Robinson, 36, left Washburn University in Topeka, Kan., where he spent the last 12 years of his coaching career. He gave up the offensive coordinator job with the Ichabods to become the head coach of the RiverHawks.
And shortly after Tony Duckworth, NSU’s director of athletics, introduced Robinson to a select crowd of media members and university dignitaries, Robinson addressed his desire to bring in Oklahoma kids to lead the RiverHawks.
“When I evaluated film of Oklahoma kids, they’re generally in the upper echelon of being ready to play right away,” Robinson said with his family — wife, Jes, and three children, Tabor, Beckett and Grier — only a few feet away during the press conference.
“That was the big draw for me [to NSU] was recruiting.”
Robinson, a Trenton, Mo., native, continued on and divulged into what it’s going to take to draw high school football players to Doc Wadley Stadium.
“[In] Tahlequah, we’ve got to recruit a different type of athlete, I believe, than just going out and finding the best,” Robinson said. “You’ve got to find somebody that it going to fit in with the town and what’s to be there and wants to be a part of the community, which we will once we get this thing rolling.”
Before presenting Robinson with a NSU helmet and a letterman’s jacket, Duckworth addressed his reasoning for hiring Robinson.

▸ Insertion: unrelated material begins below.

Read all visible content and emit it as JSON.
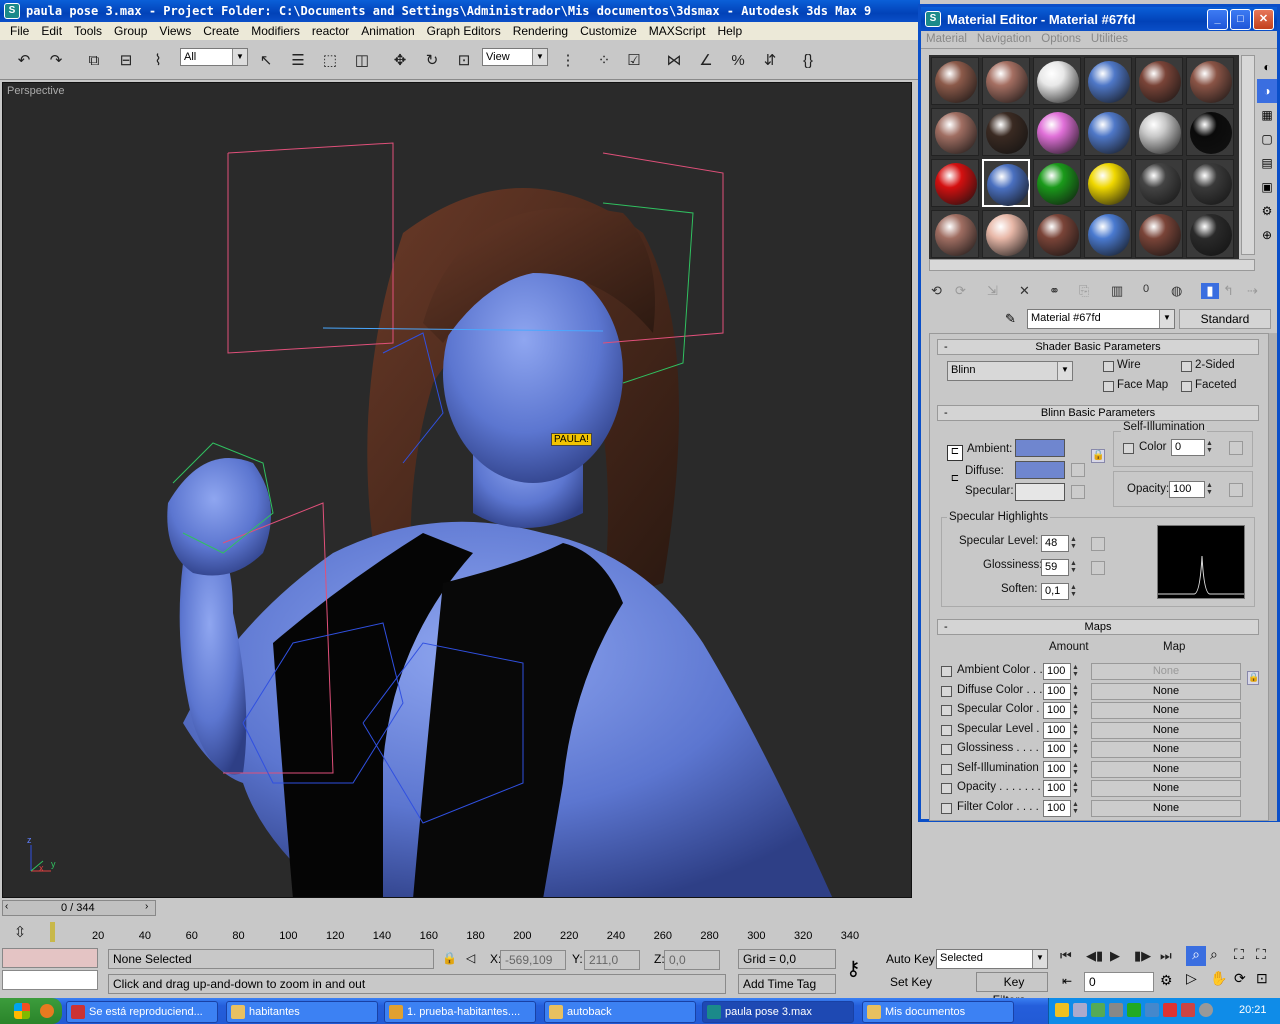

“No. 1, he’s keenly interested in developing student-athletes, not only on the football field but also academically and helping mentor these young men into good citizens once they graduate from Northeastern State University,” Duckworth said. “He has experience in being a part of a rebuilding process. When he went into Washburn University with Craig Schurig 12 years ago, they had had their struggles, and over the past decade, they have built a program that is competing at a very high level in our conference.”
There’s no denying that.
Since 2006, Washburn has made two playoff appearances while picking up one Kanza Bowl berth in 2010. The Ichabods have also gone 62-30 during that same time frame with Robinson on the coaching staff.
Observing Schurig’s winning ways over the past decade-plus has provided Robinson with a blueprint on how to succeed in the Mid-America Intercollegiate Athletics Association.
“You’ve got to have good players, obviously,” Robinson said. “You’ve got to put your time in — scheming. This is one of the top leagues for coaches, in my opinion. The MIAA has had a lot of success against other conferences, and not to say by out-athleting people at all, but I would say out-coaching them.
“It’s a top-to-bottom conference; there are some of the best football minds we play. ...It’s not a fun league. It’s going to take some bumps in the road the first few years and that’s what we’re going to build to — to eventually get [where we want to go].”
In the midst of a holiday break, not too many NSU players stuck around to meet Robinson after the press conference. But quarterback Cory Meaders, of Anna, Texas, said he’s eager to get to work with Robinson.
“I haven’t met him but I’m real excited from what I’ve heard [about him],” Meaders said. “I like the offense they ran over in Washburn, so I’m just ready to get to work on it.”
Same goes for Robinson. Although first on his list is the recruiting trail the first week of January.
“I don’t have connections in the state very well, but that’s going to change Jan. 6,” Robinson said. “The staff and I will meet Jan. 2 and 3, and we’re going to figure out the best plan, and I’ll basically be criss-crossing the state for the next two weeks.”
He’s going to hit the ground running in the state that he hopes will provide the athletes he needs to succeed.